PhD position in simulations of photochemistry and attochemistry, Nantes University, France

The candidate should have a Master degree in chemistry, chemistry-physics, theoretical chemistry or physics, or equivalent obtained in 2023 or in 2024 and must have a solid training in physical and theoretical chemistry. Experience in ab initio molecular calculations as well as programming skills (Fortran, Python...) are assets.The candidate must be motivated, show initiative and be able to work both independently and in a group. Interested candidates can contact Morgane Vacher (morgane.vacher@univ-nantes.fr), also for informal questions before applying. The position is funded by the ERC Starting Grant ATTOP. It will start in October 2024 and lasts for 3 years.
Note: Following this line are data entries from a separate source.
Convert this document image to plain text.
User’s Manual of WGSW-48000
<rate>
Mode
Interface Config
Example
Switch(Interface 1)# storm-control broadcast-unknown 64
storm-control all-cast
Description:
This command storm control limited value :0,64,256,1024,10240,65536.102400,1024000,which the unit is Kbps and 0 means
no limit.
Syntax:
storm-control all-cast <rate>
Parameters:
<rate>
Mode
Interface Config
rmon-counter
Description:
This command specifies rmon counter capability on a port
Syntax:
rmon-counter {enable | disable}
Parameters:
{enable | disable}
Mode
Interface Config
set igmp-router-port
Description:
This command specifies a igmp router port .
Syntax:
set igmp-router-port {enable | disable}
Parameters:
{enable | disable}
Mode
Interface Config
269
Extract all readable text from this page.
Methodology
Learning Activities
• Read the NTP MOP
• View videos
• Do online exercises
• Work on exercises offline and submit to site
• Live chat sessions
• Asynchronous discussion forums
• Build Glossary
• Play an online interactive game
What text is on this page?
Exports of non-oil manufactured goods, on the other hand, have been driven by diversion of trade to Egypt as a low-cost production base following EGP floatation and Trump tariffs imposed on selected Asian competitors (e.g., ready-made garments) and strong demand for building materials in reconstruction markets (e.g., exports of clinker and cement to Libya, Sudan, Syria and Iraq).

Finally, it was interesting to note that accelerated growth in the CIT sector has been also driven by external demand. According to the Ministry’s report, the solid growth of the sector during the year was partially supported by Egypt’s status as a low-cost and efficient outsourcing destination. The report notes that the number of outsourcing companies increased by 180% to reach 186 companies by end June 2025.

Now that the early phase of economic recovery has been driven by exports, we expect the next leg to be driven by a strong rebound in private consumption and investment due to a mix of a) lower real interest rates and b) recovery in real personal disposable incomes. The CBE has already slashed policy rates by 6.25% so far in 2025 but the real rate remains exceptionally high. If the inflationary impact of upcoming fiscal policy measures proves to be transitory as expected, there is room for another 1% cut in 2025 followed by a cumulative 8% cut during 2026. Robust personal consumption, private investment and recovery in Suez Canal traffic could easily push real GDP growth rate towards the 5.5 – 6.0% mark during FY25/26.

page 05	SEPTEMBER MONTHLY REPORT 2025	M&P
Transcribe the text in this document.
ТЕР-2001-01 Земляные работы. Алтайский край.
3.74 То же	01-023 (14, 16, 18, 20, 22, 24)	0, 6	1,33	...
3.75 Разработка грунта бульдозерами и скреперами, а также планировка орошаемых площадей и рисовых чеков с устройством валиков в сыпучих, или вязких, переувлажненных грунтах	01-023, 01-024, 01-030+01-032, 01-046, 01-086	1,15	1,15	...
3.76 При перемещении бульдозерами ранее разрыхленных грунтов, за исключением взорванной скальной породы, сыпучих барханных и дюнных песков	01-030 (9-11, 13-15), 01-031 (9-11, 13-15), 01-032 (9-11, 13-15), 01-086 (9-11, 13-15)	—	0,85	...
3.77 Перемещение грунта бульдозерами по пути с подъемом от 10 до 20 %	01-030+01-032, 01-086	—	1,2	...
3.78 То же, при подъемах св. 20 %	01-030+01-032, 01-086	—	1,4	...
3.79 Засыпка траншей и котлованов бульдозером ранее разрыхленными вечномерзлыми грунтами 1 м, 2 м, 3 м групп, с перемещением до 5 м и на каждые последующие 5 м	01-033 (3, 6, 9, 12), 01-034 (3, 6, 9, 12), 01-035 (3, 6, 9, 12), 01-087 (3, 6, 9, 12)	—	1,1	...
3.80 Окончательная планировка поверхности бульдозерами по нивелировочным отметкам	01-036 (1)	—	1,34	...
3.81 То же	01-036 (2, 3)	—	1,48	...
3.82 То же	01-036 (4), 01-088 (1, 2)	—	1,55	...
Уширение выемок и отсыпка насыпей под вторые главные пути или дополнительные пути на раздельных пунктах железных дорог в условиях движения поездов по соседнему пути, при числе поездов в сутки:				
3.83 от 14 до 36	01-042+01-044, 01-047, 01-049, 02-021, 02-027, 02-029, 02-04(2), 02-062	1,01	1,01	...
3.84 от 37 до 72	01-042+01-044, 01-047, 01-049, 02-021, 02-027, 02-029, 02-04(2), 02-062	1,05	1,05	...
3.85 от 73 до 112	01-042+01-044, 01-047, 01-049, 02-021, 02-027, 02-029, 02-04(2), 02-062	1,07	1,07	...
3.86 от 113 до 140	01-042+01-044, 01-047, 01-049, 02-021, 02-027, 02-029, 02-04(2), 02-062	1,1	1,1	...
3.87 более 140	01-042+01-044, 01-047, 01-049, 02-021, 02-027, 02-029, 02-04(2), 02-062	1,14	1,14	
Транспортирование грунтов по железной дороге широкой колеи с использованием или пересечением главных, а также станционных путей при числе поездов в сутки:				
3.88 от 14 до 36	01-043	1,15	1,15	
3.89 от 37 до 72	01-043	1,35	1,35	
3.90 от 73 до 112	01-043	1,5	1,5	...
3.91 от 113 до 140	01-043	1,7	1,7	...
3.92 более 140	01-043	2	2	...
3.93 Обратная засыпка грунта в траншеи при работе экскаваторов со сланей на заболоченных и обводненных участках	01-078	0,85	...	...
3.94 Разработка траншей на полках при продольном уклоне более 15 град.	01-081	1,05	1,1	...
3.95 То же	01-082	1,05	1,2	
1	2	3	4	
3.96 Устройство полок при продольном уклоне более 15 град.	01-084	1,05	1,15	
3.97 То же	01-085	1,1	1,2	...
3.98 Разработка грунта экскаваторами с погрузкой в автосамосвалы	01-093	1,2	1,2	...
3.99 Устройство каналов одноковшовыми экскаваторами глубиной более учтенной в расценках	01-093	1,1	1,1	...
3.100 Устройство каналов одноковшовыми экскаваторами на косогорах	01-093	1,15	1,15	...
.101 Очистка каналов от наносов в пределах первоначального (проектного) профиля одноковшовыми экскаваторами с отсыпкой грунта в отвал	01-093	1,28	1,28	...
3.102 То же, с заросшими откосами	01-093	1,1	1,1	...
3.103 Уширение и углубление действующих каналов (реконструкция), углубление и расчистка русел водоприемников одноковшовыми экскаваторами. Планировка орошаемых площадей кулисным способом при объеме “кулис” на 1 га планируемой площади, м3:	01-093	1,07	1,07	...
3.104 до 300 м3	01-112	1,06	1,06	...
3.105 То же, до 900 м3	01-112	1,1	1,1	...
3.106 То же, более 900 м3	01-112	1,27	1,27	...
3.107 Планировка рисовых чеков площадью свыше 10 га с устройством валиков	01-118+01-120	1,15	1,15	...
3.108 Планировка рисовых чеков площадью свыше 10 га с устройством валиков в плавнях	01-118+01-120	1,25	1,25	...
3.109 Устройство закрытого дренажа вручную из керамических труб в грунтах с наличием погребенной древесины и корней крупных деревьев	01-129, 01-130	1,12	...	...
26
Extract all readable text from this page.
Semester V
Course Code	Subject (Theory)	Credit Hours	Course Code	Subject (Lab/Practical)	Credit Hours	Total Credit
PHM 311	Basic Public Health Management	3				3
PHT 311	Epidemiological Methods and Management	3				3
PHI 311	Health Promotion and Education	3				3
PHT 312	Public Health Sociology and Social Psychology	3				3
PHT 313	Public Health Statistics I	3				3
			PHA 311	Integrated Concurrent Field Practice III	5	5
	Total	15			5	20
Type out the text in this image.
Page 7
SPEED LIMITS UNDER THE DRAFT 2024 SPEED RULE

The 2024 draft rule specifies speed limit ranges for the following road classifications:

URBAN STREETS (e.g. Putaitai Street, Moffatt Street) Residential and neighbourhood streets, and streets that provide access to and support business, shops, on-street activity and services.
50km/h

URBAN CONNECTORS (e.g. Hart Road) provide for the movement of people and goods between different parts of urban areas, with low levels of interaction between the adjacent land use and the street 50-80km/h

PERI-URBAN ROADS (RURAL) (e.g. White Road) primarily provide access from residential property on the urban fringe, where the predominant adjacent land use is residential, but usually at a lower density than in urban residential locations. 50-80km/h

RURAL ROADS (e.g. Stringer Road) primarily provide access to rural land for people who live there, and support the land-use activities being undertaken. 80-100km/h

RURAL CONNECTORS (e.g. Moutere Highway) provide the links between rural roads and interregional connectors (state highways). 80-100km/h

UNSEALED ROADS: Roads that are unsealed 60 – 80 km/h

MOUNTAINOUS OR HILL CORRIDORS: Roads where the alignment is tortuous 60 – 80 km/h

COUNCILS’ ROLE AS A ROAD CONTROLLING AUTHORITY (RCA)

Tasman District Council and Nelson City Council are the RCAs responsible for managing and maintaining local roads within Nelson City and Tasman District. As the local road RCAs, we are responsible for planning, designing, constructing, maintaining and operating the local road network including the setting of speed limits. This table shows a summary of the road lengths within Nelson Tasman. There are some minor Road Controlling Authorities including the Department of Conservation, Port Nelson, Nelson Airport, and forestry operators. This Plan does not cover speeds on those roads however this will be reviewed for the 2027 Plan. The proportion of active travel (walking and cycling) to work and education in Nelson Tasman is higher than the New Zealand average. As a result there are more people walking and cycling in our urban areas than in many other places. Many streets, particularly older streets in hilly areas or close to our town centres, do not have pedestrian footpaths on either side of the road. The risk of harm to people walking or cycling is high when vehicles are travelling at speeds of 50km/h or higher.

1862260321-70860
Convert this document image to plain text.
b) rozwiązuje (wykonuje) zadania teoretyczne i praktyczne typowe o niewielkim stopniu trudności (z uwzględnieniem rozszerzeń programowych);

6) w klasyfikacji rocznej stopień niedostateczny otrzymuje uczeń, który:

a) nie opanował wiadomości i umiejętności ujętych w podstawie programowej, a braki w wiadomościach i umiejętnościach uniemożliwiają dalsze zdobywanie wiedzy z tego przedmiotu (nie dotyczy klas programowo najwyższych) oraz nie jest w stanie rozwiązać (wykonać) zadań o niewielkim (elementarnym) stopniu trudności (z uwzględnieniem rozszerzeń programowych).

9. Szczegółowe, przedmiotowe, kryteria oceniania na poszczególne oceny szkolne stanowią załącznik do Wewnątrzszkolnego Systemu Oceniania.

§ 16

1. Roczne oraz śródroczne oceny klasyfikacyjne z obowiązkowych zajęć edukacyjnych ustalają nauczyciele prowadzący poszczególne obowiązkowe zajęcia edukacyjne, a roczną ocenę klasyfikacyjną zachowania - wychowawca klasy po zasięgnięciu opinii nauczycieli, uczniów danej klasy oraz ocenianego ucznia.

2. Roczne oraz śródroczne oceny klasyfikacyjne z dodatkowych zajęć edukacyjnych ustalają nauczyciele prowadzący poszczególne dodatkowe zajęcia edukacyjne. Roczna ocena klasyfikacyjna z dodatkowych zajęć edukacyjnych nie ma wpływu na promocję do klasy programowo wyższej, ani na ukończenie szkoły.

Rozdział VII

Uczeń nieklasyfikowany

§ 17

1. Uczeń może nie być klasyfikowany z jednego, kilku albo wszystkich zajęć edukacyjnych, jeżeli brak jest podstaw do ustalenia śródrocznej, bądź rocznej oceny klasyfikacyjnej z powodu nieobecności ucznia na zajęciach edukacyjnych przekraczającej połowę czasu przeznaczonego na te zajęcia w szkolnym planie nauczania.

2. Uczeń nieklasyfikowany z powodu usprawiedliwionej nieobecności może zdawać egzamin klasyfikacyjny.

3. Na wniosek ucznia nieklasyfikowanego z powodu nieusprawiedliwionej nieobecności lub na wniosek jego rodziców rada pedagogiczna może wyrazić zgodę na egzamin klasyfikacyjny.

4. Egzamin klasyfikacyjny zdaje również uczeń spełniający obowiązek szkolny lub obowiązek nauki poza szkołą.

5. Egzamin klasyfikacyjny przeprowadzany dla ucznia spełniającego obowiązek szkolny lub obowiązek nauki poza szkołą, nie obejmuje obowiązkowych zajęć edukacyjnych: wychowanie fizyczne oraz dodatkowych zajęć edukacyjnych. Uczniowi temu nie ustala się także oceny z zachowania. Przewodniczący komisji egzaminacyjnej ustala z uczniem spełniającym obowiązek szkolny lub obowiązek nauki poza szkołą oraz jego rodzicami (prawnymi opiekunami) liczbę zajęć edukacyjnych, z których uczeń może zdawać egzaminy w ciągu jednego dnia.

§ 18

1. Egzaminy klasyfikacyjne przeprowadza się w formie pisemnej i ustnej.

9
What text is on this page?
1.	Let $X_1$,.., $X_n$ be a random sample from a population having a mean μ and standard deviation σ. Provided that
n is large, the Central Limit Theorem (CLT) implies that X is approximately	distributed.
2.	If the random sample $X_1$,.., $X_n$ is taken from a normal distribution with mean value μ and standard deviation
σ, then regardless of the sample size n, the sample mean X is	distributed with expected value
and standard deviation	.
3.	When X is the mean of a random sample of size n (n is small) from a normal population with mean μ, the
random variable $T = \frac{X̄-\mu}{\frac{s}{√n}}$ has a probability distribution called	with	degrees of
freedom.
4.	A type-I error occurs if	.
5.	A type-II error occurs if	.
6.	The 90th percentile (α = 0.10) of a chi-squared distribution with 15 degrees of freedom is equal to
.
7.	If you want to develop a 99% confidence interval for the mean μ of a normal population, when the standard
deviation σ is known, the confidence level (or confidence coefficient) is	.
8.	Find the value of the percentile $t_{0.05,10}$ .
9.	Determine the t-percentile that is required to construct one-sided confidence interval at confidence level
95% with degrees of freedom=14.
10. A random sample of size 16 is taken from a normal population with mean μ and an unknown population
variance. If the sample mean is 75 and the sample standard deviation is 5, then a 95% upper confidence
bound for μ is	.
This PhD thesis is part of the ERC project ATTOP which started in October 2022. ATTOP is a theoretical chemistry project which proposes to bring the recent technological progress in attosecond science to the field of photochemistry. Light pulses of such short duration have a large spectral bandwidth and excite multiple electronic excited states in a simultaneous and coherent manner. This superposition, called an “electronic wavepacket”, has a new electronic distribution and is thus expected to lead to a new chemical reactivity. The goal of the project is to investigate attophotochemistry for model systems. This requires an exact treatment of electronic coherence and thus very accurate dynamics methods. The task will be first to simulate the photochemical reactions induced by individual electronic states separately, and finally by a coherent superposition of them. The target is to propose an electronic wavepacket that increases significantly the photoreaction yield. Another aim is to learn from the specific simulated reactions and to develop general intuition rules for the new field of attophotochemistry. Visual analysis of the electron cloud of an electronic wavepacket, together with chemical know-how, should in principle indicate whether the electronic density of an electronic wavepacket has the proper shape to direct the nuclear motion in the desired direction. The objective here is to develop new descriptors dedicated to electronic wavepackets and to use them to assess the suitability of an electronic wavepacket for a desired chemical reaction.